Yeah, that is quite inconsistent. Kanji literally means "Chinese Character" so i...

jcranmer · on Dec 3, 2019

Arabic numerals (0123456789) are not to be confused with the Arabic numerals (٠١٢٣٤٥٦٧٨٩). So the fact that kanji literally means "Chinese character" doesn't mean that kanji and hanzi should be considered the same script.

The Latin script (that which I write right now) and the Cyrillic script both derived heavily from the Greek script, especially the capital letters--fully 60% of them are identical in Latin and Greek, even more if you include obsolete letters like digamma and lunate sigma (roughly F and C, respectively). Most of these homoglyphs furthermore share identical phonetic values.

In retrospect, treating traditional Chinese, simplified Chinese, and Japanese kanji as different scripts seems like it would have been the better path. I don't know enough about the Korean and Vietnamese usage of Chinese characters to know if those scripts are themselves independent daughter scripts or complete imports of Chinese with a few extra things thrown in (consider Farsi's additions to Arabic, or Icelandic's þ and ð additions to Latin).

tasogare · on Dec 3, 2019

> So the fact that kanji literally means "Chinese character" doesn't mean that kanji and hanzi should be considered the same script.

The Japanese writing system differs from the Chinese one by having its own distincts scripts (hiragana, katakana), but most of its subset made of Chinese characters (kanji) is the same than the Chinese script. The most comprehensive Chinese character dictionary is a Japanese one (Daikanwa jiten), which give definition and Japanese readings and this is possible precisely because the script is the same.

The only differences are characters created for use in Japan (kokuji) which can be treated as an extension like the Vietnamese Nôm, characters simplified by the Japanese government (some jôyô kanji) and variation in some glyph's shape (黃/黄). So, treating the full inventory of these languages as different scripts wouldn't make more sense than encoding the English, French and Czech alphabets separately because few characters differ.

My opinion is that Han unification makes sense, but the mistake made was to encode the variant interpretation at application level (e.g. html lang tags), which is not portable. I don't know how Unicode variant form works in details (putting a trailing code to a character to indicate precisely which variant is meant) but something like that at text encoding level could ease a lot of pain.

mantap · on Dec 3, 2019

The alternative is worse. Look at all of the problems we have with Turkish I, just because they didn't create new codepoints to make Turkish I and Latin I distinct even though they look the same.

Shorel · on Dec 3, 2019

Cyrillic А is not the same as English A.

For example, some fonts render A in a way that looks like Cyrilic Л. (Like The Mandalorian title screen.)

This would be incorrect if using the same A for both: https://i.ytimg.com/vi/V8fC7bdV-mI/maxresdefault.jpg

bonoboTP · on Dec 3, 2019

I don't see anything special in the linked image.
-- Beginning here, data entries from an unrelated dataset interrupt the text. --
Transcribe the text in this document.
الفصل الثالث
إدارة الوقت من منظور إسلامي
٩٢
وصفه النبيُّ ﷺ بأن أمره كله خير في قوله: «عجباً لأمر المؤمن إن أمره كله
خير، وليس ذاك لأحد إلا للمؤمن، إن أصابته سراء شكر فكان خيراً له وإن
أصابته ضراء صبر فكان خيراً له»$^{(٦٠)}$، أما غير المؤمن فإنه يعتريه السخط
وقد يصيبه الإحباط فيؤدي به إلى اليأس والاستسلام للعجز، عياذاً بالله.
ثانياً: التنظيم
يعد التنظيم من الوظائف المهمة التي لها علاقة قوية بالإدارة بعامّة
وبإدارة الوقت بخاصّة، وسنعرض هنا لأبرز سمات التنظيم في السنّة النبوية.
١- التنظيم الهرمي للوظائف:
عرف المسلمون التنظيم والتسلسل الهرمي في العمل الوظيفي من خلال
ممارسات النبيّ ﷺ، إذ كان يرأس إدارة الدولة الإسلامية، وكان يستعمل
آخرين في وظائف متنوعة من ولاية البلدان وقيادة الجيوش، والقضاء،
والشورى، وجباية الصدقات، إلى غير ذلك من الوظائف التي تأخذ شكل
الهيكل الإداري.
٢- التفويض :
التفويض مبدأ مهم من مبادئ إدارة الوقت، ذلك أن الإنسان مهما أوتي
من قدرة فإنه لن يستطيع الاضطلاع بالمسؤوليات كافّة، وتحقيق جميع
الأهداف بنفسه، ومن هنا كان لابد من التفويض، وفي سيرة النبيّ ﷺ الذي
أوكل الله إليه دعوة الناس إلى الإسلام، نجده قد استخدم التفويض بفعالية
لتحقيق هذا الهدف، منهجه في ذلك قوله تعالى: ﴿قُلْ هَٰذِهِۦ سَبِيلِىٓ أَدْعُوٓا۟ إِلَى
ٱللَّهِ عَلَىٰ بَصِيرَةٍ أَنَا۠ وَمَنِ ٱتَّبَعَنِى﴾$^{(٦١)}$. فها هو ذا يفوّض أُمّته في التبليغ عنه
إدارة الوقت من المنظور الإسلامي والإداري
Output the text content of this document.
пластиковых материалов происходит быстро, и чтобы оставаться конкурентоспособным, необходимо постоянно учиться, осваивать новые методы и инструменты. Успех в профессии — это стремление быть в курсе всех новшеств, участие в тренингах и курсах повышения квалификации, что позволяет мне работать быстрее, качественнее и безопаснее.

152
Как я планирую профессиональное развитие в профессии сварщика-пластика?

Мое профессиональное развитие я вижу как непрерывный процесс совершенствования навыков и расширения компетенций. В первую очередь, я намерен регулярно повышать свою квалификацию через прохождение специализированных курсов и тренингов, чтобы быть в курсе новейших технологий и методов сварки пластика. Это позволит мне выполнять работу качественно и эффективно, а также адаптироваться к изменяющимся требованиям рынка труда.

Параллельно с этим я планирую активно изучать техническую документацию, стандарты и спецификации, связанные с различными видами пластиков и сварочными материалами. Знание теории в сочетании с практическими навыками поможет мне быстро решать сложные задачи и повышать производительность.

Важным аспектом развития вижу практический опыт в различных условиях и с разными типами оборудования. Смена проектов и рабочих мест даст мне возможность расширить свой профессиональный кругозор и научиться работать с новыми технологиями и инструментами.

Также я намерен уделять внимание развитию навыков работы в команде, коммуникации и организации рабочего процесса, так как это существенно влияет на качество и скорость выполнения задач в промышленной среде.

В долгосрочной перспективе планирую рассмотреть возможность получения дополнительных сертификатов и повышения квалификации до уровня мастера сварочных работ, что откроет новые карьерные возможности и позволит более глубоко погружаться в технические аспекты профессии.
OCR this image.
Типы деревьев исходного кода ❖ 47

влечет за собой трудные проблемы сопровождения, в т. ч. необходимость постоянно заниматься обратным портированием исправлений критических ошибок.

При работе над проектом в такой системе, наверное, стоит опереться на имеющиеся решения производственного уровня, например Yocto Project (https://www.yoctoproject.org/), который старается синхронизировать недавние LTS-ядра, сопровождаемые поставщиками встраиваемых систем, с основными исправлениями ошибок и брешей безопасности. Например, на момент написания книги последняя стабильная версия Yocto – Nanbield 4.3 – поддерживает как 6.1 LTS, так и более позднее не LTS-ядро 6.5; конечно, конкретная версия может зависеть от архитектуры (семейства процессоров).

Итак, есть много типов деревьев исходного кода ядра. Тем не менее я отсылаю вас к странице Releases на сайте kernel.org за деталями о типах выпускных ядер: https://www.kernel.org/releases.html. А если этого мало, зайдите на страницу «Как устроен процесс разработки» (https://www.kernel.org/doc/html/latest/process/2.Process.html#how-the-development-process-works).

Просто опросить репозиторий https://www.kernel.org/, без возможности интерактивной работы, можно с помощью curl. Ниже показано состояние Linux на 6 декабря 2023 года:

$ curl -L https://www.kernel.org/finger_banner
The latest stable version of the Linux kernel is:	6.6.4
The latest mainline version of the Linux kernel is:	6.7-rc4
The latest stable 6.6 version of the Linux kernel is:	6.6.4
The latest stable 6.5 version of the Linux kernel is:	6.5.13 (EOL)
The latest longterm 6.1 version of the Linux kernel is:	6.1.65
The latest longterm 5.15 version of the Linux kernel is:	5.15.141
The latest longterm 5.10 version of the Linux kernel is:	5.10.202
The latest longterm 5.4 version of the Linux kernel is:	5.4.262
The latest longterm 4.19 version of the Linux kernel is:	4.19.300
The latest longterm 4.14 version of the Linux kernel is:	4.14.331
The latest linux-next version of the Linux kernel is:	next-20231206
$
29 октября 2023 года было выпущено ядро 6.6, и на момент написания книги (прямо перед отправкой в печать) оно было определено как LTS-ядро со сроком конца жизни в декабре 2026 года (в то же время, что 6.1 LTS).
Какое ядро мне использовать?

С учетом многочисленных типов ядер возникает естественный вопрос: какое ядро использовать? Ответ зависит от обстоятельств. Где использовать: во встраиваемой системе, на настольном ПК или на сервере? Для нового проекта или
The As look as they would in Latin script.

(probably not what you meant, but just in case: the fourth letter is not a Cyrillic A but a D.)

GrantSolar · on Dec 3, 2019

I think the image is not meant to show the problem but show a case where if the Cyrillic A had been stylised the same way that the English A is in the English version, the two distinct letters would become indistinguishable such that the Cyrillic title would effectively read "The Mlndlloriln"

bonoboTP · on Dec 3, 2019

I see, for those out of the loop, the English title screen does not have the horizontal bar in the As.

Shorel · on Dec 4, 2019

I should have linked the English title as well, now I read my comment and see it is not sufficiently unambiguous.

Here: https://en.wikipedia.org/wiki/File:The_Mandalorian_logo.jpg you can see that the A letters are rendered the same as Cyrillic Л.

To further the confusion, in Buenos Aires there are many street signs that use Л as the letter A, and they use П as the letter N.

bonoboTP · on Dec 5, 2019

Part of the confusion was because I see the English title's As are actually Λ (capital Greek lambda), rather than Л (at least in the font that HN uses). I'm guessing from context that Л is sometimes rendered as Λ in some Cyrillic fonts.

Shorel · on Dec 6, 2019

> I'm guessing from context that Л is sometimes rendered as Λ in some Cyrillic fonts.

Exactly. It is more often rendered like that in Bulgaria. But it is still the letter Л.

Which just furthers the point that glyph rendering and character code points are very different problems and the multiple code points in Unicode are the right approach.

tomp · on Dec 3, 2019

If the readers were to confuse A and Д, that's a problem with the font, not the letters. Cyrillic, Greek and Latin A are all one letter (in uppercase).